Ces taux témoignent de la difficulté du recouvrement de l'AJ du fait des caractéristiques socio-économiques et psychologiques des débiteurs de l'AJ, qui présentent des spécificités souvent peu propices à un recouvrement facile . Ainsi, les redevables sont-ils souvent en situation précaire. Comme le souligne l'audit de modernisation, « des délais de paiement sont accordés, mais rarement respectés. Les poursuites mises en oeuvre dans le cas des saisies-ventes (au-dessus de 200 euros) aboutissent souvent à l'établissement de procès verbaux de carence, compte tenu de l'absence de patrimoine du débiteur ».
En outre, le dispositif de récupération des avances d'AJ est méconnu des redevables, qui acceptent difficilement de payer les frais de leur adversaire , tandis que les procédures applicables au recouvrement de l'AJ sont parfois difficiles à mettre en oeuvre lorsque le débiteur refuse de payer. En particulier, elles nécessitent la plupart du temps l'intervention d'un huissier.
Les principales recommandations , auxquelles souscrit votre rapporteur spécial, résultant de l'audit de modernisation sur le recouvrement de l'AJ sont reprises dans l'encadré suivant.

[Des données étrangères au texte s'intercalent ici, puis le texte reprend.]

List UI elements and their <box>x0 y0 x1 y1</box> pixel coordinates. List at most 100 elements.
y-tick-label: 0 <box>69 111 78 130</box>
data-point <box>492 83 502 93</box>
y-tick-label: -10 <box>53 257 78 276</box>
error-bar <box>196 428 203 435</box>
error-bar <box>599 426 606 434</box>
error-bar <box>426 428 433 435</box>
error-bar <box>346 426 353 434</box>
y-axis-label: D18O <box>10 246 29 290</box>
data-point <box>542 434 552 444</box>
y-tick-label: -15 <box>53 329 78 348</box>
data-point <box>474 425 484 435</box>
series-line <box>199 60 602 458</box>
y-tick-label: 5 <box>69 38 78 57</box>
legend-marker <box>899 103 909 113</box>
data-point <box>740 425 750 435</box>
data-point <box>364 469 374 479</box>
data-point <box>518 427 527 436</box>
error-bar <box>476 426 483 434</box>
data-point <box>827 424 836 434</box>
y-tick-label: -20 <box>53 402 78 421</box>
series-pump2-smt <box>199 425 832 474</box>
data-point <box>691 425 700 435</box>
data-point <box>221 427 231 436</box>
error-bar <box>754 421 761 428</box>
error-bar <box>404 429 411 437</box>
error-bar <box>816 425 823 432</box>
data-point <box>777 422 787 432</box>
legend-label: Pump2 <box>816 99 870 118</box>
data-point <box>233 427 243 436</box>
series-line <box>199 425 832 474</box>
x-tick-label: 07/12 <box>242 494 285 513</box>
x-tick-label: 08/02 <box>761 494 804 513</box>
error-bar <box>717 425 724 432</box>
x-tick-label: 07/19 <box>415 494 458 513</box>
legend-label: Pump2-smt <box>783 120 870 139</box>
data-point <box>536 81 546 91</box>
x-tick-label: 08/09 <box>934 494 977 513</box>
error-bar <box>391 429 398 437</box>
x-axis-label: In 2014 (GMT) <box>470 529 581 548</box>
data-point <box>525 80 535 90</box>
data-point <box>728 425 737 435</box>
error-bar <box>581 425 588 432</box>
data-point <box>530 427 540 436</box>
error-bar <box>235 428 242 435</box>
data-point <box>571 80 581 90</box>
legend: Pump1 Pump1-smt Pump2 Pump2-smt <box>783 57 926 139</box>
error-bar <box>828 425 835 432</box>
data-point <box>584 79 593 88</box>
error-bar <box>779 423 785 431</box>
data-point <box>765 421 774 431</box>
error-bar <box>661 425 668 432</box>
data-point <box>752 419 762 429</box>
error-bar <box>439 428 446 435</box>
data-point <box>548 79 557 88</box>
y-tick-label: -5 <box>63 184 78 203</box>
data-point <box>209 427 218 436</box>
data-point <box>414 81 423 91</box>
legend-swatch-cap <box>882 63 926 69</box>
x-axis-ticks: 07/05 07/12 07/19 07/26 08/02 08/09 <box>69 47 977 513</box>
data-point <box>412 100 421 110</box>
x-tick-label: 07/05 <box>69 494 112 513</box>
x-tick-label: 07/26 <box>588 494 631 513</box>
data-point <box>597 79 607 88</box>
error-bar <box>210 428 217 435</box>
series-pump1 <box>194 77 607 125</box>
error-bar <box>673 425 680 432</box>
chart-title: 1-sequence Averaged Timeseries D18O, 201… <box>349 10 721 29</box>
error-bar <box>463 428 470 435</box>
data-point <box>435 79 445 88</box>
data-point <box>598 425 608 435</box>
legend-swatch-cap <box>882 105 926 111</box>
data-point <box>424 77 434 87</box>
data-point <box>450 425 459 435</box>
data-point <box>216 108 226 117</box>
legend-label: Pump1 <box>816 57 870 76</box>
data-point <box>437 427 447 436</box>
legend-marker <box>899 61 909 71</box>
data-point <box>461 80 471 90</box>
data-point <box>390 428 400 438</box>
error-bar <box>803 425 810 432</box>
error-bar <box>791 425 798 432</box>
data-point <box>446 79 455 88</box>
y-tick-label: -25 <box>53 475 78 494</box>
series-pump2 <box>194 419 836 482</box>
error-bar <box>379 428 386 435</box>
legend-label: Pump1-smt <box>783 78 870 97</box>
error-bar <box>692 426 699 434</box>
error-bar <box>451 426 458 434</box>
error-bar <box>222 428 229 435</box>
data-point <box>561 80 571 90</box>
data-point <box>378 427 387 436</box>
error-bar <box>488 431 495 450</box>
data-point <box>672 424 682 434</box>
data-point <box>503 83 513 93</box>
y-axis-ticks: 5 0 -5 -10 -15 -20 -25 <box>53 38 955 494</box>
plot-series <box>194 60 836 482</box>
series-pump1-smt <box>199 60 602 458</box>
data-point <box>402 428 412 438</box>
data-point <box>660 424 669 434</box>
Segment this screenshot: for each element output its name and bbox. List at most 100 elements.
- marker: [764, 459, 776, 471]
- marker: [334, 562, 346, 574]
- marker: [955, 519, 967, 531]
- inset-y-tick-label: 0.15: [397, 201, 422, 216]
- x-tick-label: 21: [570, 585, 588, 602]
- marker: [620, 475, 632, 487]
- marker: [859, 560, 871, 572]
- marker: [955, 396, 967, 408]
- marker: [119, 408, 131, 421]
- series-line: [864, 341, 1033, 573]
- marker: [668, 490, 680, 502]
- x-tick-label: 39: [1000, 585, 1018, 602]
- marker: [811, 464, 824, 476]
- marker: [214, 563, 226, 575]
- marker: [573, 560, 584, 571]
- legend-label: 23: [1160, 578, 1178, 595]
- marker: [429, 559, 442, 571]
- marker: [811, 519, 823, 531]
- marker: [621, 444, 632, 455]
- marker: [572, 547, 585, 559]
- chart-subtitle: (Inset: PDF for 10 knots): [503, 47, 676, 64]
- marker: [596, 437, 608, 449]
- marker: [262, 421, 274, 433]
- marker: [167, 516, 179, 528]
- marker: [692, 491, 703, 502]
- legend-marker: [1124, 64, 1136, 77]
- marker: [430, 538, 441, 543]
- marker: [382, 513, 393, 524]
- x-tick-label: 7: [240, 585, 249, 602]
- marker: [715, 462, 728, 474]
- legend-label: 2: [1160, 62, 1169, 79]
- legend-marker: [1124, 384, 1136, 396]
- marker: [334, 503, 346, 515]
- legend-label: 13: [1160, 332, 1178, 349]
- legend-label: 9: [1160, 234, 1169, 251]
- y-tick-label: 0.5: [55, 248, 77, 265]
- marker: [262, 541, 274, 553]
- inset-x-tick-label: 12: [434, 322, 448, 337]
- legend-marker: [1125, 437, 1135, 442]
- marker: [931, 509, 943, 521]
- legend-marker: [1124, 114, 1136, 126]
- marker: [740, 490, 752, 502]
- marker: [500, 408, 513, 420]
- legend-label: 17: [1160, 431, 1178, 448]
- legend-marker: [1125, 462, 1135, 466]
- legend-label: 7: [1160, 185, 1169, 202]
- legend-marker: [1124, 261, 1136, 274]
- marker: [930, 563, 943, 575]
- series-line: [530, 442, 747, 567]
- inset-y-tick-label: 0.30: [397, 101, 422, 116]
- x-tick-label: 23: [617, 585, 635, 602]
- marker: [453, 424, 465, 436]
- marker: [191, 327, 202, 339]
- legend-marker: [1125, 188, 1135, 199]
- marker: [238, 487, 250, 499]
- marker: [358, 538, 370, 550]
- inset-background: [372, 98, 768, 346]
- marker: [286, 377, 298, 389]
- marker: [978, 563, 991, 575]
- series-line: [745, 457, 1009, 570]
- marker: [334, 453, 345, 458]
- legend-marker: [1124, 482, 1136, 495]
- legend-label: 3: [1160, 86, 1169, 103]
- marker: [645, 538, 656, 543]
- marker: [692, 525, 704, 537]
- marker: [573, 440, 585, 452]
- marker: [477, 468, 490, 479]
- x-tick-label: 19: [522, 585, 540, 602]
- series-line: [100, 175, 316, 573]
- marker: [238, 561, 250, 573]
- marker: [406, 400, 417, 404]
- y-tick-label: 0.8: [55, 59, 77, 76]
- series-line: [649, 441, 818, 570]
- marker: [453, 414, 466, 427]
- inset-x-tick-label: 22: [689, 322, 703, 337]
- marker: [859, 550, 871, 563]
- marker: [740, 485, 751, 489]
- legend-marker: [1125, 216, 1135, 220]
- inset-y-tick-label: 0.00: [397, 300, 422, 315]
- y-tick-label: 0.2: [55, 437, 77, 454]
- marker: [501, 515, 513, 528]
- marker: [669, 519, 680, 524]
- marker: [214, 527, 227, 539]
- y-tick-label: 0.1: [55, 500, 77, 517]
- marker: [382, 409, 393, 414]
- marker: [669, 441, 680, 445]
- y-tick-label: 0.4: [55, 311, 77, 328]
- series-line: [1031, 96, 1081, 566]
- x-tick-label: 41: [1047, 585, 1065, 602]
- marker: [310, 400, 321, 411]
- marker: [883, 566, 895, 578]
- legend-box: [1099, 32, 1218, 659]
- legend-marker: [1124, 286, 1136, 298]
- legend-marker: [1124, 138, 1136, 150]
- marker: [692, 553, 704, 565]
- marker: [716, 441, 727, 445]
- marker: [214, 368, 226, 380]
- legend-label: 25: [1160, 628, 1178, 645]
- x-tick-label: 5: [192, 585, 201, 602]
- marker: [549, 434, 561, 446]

Les principales recommandations de l'audit de modernisation sur le recouvrement de l'AJ (février 2007) Les principales conclusions de l'audit de modernisation sur le recouvrement de l'AJ tendent à préconiser de : - finaliser une circulaire commune au garde des Sceaux et au ministre des finances donnant des instructions précises sur les conditions requises pour un recouvrement efficace ; - s'appuyer sur des comités de pilotage locaux constitués entre les SAR et les services du Trésor ; - prévoir un doublement des montants de recouvrement émis par les SAR aux trésoreries ; - focaliser la politique de recette sur les cours d'appel, dans la mesure où leur rendement potentiel en euros est le plus important parmi l'ensemble des juridictions ; - inciter tous les TGI à procéder à l'émission de titres ; - faire des SAR le pivot de l'organisation de la chaîne de recette de recouvrement dans sa phase relevant des juridictions ; - conduire une expérimentation permettant d'apprécier le dispositif centralisé faisant intervenir le contrôleur budgétaire et comptable ministériel (CBCM) attaché au ministère de la justice ; - mettre en place un dispositif permettant de corriger l'insuffisance ou l'inexactitude des renseignements identifiant le redevable ; - sensibiliser les acteurs à l'importance du processus de recette ; - introduire des objectifs et des indicateurs mobilisateurs pour la recette dans les programmes 101 « Accès au droit et à la justice » et 156 « Gestion fiscale » ; - diffuser auprès des juridictions un guide pratique de la recette établi avec le concours de la direction générale de la comptabilité publique (DGCP) ; - renforcer la formation des greffiers et des magistrats sur le processus de recette de l'AJ ; - développer une approche client auprès des redevables visant à mieux informer du caractère potentiellement remboursable de l'AJ, de son montant, de son fondement et des conditions de reversement. |
* 85 Cf. lettre de cadrage relative à la mission d'audit de modernisation sur le recouvrement de l'AJ dont les conclusions ont été rendues publiques en février 2007.
* 86 Rapport de la mission d'audit de modernisation sur le recouvrement de l'aide juridictionnelle (février 2007).
* 87 Le délai de mise en recouvrement est le délai entre le moment où la décision de justice est notifiée aux parties et celui où la partie condamnée aux dépens reçoit l'avis de paiement du Trésor.
* 88 Etude réalisée sur la période 1993-2005 par l'audit de modernisation.